The primary storyline of the film involves a plot to assassinate Queen Elizabeth during her visit to a Los Angeles Angels baseball game. Drebin must thwart the murderer, who turns out to be the Angels' slugging right fielder Reggie Jackson. The baseball game is especially funny, with Lt. Drebin impersonating, in turn, the National Anthem singer and the home plate umpire. Queen Elizabeth, for her part, cheerfully participates in a "wave" and obligingly passes a beer down to the end of her row. There are too many great jokes to list, but my favorite schtick involved Mel Allen's unusual plays of the week, in which a sliding runner is mauled by a 600 pound tiger, and an infielder misses a pop fly because he is run over by a car.

As Mr Allen would say, "How about that?"

Funny movie, and the jokes still work after 15 years.



  • Full-length commentary by writer/director David Zucker and others
  • Widescreen, anamorphically enhanced (16x9)



Although the film itself is rated PG-13 and contains no nudity once it begins in earnest, two women show their bums in the opening credits!

The Critics Vote ...

  • Super-panel consensus out of four stars: three and a half   stars. Roger Ebert 3.5/4, BBC 4/5.

The People Vote ...

  • It was a hit, grossing $78 million in the USA as a result of great word-of-mouth. (It opened modestly with a $9 million weekend.)
The meaning of the IMDb score: 7.5 usually indicates a level of excellence equivalent to about three and a half stars from the critics. 6.0 usually indicates lukewarm watchability, comparable to approximately two and a half stars from the critics. The fives are generally not worthwhile unless they are really your kind of material, equivalent to about a two star rating from the critics, or a C- from our system. Films rated below five are generally awful even if you like that kind of film - this score is roughly equivalent to one and a half stars from the critics or a D on our scale. (Possibly even less, depending on just how far below five the rating is.
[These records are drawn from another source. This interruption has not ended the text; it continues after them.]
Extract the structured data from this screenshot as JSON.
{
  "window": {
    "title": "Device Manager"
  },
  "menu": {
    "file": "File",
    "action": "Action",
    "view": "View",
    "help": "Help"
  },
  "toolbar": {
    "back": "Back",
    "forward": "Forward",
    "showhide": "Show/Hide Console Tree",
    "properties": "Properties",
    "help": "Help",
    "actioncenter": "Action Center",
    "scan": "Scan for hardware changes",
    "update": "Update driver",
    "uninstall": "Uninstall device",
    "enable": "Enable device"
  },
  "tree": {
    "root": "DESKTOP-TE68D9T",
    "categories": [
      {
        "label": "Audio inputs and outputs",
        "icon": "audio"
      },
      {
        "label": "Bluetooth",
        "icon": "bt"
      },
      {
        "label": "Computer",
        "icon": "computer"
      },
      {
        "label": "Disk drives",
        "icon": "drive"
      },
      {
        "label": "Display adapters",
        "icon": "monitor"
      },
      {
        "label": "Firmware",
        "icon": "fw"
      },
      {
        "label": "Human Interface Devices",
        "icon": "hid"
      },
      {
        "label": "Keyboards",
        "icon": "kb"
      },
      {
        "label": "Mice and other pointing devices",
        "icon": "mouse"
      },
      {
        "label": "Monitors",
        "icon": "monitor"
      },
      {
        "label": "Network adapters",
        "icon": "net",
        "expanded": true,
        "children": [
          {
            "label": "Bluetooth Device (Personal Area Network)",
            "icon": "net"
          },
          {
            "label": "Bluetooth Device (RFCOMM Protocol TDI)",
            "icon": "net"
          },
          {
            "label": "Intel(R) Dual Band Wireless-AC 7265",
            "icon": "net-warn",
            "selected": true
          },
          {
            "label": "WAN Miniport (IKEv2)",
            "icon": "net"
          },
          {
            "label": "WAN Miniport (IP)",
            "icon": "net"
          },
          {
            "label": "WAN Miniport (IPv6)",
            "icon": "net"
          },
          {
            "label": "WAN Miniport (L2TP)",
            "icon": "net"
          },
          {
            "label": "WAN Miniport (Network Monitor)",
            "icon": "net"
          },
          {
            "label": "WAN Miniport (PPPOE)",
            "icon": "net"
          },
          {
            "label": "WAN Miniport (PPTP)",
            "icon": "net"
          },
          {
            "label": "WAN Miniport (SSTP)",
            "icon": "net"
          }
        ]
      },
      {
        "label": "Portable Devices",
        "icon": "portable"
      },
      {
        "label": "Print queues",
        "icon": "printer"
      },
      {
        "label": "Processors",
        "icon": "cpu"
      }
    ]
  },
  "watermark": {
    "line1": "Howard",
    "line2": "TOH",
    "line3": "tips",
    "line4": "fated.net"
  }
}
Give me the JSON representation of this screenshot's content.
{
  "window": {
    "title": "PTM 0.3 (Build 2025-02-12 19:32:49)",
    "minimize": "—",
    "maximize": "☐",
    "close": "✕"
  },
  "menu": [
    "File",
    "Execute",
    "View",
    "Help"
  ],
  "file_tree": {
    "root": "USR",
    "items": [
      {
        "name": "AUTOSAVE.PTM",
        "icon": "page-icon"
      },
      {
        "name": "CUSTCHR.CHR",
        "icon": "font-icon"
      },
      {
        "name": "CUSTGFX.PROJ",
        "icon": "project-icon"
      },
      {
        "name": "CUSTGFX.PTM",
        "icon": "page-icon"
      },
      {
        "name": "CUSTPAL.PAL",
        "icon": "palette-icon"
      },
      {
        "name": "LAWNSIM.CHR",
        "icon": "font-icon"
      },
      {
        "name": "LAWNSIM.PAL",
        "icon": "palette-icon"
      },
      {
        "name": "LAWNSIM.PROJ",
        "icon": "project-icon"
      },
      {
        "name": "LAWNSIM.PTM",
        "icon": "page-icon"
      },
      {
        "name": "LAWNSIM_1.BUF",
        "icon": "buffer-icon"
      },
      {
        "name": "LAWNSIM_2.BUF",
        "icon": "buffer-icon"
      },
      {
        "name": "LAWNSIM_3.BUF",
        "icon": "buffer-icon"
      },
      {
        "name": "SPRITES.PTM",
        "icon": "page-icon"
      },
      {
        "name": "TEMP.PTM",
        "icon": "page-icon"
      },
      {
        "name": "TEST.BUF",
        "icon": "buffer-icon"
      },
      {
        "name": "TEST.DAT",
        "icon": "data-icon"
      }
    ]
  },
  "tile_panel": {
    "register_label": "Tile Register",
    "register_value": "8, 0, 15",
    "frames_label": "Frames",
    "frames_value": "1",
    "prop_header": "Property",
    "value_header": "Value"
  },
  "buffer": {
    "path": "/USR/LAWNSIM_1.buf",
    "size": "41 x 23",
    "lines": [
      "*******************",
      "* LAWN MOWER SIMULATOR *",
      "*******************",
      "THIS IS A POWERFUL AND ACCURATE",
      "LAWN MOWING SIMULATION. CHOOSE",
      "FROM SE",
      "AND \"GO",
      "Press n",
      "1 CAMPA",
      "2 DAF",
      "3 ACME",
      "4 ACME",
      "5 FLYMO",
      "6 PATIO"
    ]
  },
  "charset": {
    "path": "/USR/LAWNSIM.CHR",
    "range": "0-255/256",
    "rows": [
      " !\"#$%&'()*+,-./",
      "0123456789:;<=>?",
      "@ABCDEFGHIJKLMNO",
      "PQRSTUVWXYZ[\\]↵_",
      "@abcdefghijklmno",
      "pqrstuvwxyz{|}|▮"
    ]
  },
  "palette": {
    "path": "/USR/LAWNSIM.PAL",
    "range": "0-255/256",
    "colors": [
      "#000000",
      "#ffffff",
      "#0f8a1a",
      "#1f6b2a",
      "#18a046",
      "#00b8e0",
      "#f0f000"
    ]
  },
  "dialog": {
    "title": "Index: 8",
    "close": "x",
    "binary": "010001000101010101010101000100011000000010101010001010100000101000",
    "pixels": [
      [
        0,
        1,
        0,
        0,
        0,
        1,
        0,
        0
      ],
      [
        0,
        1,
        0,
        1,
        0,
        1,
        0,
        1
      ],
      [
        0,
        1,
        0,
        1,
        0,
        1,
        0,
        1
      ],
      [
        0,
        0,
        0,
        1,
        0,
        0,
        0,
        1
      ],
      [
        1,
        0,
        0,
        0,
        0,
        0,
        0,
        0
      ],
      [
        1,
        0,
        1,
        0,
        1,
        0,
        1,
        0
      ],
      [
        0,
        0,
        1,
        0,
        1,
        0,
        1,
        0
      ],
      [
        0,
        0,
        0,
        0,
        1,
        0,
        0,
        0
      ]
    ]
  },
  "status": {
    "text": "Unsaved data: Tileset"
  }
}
My own guideline: A means the movie is so good it will appeal to you even if you hate the genre. B means the movie is not good enough to win you over if you hate the genre, but is good enough to do so if you have an open mind about this type of film. C means it will only appeal to genre addicts, and has no crossover appeal. (C+ means it has no crossover appeal, but will be considered excellent by genre fans, while C- indicates that it we found it to be a poor movie although genre addicts find it watchable). D means you'll hate it even if you like the genre. E means that you'll hate it even if you love the genre. F means that the film is not only unappealing across-the-board, but technically inept as well. Any film rated C- or better is recommended for fans of that type of film. Any film rated B- or better is recommended for just about anyone. We don't score films below C- that often, because we like movies and we think that most of them have at least a solid niche audience. Now that you know that, you should have serious reservations about any movie below C-.

Based on this description, it's a B- : a lowbrow comedy classic. It's a top drawer genre parody with a brilliant comic performance from Nielsen - mandatory viewing for all comedy fans, and popular even with people who don't normally enjoy lowbrow humor.